Diane Hamelin sent 22News a photo of what she believed was a spotted lanternfly. She told 22News that she “was horrified to see a large bug outside [Wednesday], on my front steps.” Diane then killed it and sent the picture to the Massachusetts Department of Agricultural Resources (MDAR).
Jennifer Forman Orth, Ph.D., an Environmental Biologist at MDAR confirmed to 22News that the photo is of an adult spotted lanternfly. Forman said the area it was found in is in the general area of Springfield with a known lanternfly infestation. The insect is known to have been spotted previously in Springfield, Holyoke, Worcester, and parts of Connecticut.

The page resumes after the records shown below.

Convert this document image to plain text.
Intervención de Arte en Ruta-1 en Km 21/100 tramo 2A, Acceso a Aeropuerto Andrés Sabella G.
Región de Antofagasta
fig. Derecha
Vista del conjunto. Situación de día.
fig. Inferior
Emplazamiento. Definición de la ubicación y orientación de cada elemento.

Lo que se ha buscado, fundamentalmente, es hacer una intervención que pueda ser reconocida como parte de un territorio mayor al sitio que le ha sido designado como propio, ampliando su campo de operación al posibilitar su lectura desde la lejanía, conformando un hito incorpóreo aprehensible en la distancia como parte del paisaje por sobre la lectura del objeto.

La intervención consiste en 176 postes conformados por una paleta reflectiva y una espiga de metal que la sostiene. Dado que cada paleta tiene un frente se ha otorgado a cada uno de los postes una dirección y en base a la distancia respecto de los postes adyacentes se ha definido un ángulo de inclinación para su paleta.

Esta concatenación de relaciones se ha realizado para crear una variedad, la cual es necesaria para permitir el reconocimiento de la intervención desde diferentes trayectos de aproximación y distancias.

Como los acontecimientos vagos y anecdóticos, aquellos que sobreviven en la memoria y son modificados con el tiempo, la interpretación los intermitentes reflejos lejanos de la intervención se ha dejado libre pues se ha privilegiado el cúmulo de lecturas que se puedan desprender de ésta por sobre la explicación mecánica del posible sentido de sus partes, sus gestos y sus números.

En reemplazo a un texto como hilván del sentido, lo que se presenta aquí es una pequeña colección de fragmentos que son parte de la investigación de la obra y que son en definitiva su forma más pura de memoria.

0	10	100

The concern of spotted lanternfly is the continued growth of its populations which target grapevines, hops, and fruit trees. This pest feeds on sap and can damage or kill over 100 types of plants. Additionally, they swarm during mating season causing an impact on outdoor activities.
The bug can be found congregating on sides of buildings, in or on vehicles, or on plants they prefer to attack, including trees of heaven, grape, and walnut.
What to do if you find a Spotted Lanternfly egg mass
If you happen to come across an egg mass of the Spotted Lanternfly, MDAR encourages you to take a photo and report it to the department online or by emailing firstname.lastname@example.org. An egg mass is typically gray or beige in color, about an inch and a half long, and can be found on any flat surface. They are typically found on tree bark, fenceposts, other wood products, and rusty metal.